The building has been well restored and is again in use as a residence for university students. In line with the medrese but farther east is the kervansaray, which now serves as a science laboratory for the adjacent Vefa Lisesi. This building is probably not by Sinan, though obviously contemporary, or nearly so, with the rest of the complex.
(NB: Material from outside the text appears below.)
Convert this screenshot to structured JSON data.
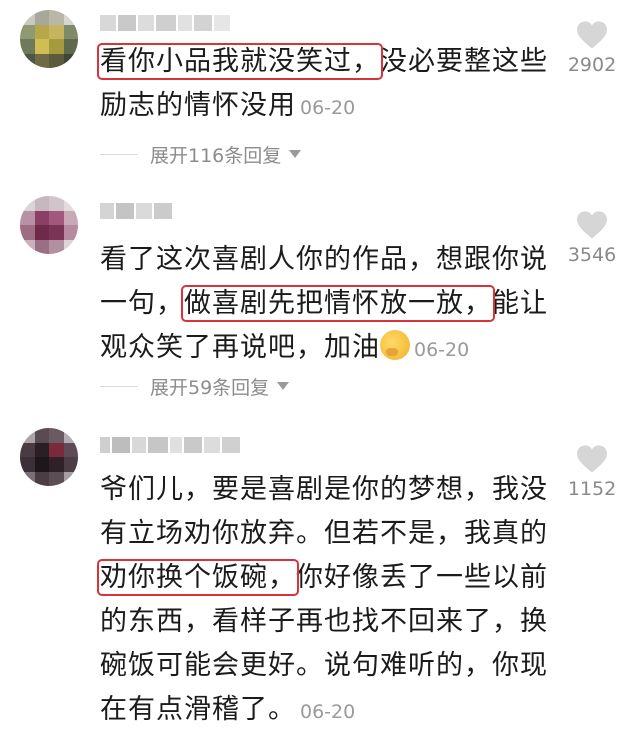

It has no door into the mosque precinct but is entered from the other side. It is L-shaped, the bottom stroke of the L consisting of a long, wide hall, its eight domes supported on three columns down its length; perpendicular to this is a block of eight cubicles with two spacious halls giving access to them. This interesting building is in good shape and makes a fine science laboratory.

Sıbyan Mektebi
The building located in the southern part of the Şehzade Complex, sometimes used as the printing house of Istanbul University, was Sıbyan Mektebi, an Ottoman elementary school. The entry porch of the school does not exist today; the window structure has been metamorphosed and the fireplace was removed when it was used as a warehouse.

Primary School
The Primary School, single - domed with a diameter of 7.5 m, measuring 9.5 x 9.5 m, is now used by the Foundation of İstanbul University Political Sciences Graduates

Daruzziyafe
There is another structure called Daruzziyafe (Restaurant, previously a soup kitchen in the 16th century) which consists of three sections and draws the attention of visitors.

Kitchen
The lodging room of the imaret (kitchen) is used as repositories of Vefa High School. The two roomed kitchens, facing a rectangular courtyard, have been devastated day by day due to the squalor and neglect. The hospice is rectangular with a large central courtyard, measuring approximately twenty-five meters wide east to west and fifty-six meters long north to south. Soup kitchen consists of kitchen, dining room, storeroom and cellar.

Tabhane
The Tabhane, (the hostel attached to a mosque where travelers (usually dervishes and mystics) could live free for three days), was located just like the Madrasah toward the east on the outer wall of courtyard. Though tabhanes were often directly attached to mosques later in Ottoman period, the tabhane at the Şehzade complex is a freestanding structure located to the east of the madrasa and north of the mosque, mausolea, and gardens.

The tabhane is composed of a series of domed chambers designed to house pious travelers during short visits to the mosque. The tabhane is subdivided into three sections; the western and central sections are identical, while the larger eastern section features a unique interior organization and an adjacent trapezoidal courtyard.

The enclosed portion of the eastern section is composed of two aisles of domed bays, each four rows deep. The sections to the west are each subdivided into thirds, with two small domed chambers to both the east and west of a larger central domed space. The tabhane measures between sixty-two and sixty-seven meters wide east to west and between thirteen and twenty-four meters long north to south.

The complex is interrupted by Dede Efendi Street to the east of the tabhane and mausolea, and though the complex's perimeter wall creates a solid boundary along the street-edge, a hospice and elementary school affiliated with the mosque were constructed directly across the narrow street.